The worker said full-time workers lost four hours, being dropped to 36 hours a week.
Another worker in Illinois said that their “hours went from 30 to 20 a week,” providing schedules from Nov. 1 showing hours decreasing but the labor budget for the store staying the same. The worker also provided an internal email saying that the cuts were “the direct result of guidance from our regional team.”
“We just have to work faster to meet the same goals in less time,” the worker said.
A California Whole Foods employee added that workers there have noticed the same understaffing trends.
“Things that have made it more noticeable are the long lines, the need to call for cashier and bagging assistance, and customers not being able to find help in certain departments because not enough are scheduled, and we are a big store,” said the worker, adding, “Just about every person on our team has complained about their hours being cut. Some have had to look for other jobs as they can’t make ends meet.”
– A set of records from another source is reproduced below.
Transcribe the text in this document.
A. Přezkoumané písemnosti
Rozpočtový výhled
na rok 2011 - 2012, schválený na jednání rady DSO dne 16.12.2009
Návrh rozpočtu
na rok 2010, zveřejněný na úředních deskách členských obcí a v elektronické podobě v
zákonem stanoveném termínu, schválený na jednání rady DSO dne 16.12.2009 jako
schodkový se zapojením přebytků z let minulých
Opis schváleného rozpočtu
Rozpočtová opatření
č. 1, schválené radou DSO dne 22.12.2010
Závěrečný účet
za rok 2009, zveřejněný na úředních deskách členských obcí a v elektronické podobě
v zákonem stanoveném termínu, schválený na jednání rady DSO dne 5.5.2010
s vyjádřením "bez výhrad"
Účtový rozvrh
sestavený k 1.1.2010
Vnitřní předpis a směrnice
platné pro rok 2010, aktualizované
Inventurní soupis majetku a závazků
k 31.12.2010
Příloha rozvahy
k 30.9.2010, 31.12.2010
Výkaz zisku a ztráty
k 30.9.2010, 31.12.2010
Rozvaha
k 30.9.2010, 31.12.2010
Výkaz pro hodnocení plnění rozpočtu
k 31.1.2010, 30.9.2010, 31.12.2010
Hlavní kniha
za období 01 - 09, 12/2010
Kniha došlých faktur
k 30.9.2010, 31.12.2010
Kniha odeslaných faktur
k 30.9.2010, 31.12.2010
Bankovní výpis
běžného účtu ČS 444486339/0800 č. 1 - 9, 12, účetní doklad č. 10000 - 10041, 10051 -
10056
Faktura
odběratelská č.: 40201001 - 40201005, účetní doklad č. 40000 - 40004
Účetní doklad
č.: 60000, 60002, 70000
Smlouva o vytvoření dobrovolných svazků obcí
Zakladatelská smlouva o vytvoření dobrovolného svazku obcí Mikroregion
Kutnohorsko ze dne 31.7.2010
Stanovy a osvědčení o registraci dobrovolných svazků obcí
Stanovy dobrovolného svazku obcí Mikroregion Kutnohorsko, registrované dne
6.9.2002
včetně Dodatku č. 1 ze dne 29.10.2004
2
Whole Foods gave all employees $15 an hour if they were originally being paid less than that. Anyone earning more than $15 an hour were given a $1 per hour increase while team leaders received $2 more per hour.
A Whole Foods spokeswoman told The Washington Times that, “claims that Whole Foods Market is reducing hours as a result of increased wages are false. In fact, on average, our full-time store Team Members worked the same number of hours in January and February 2019 as they did during the same period last year.”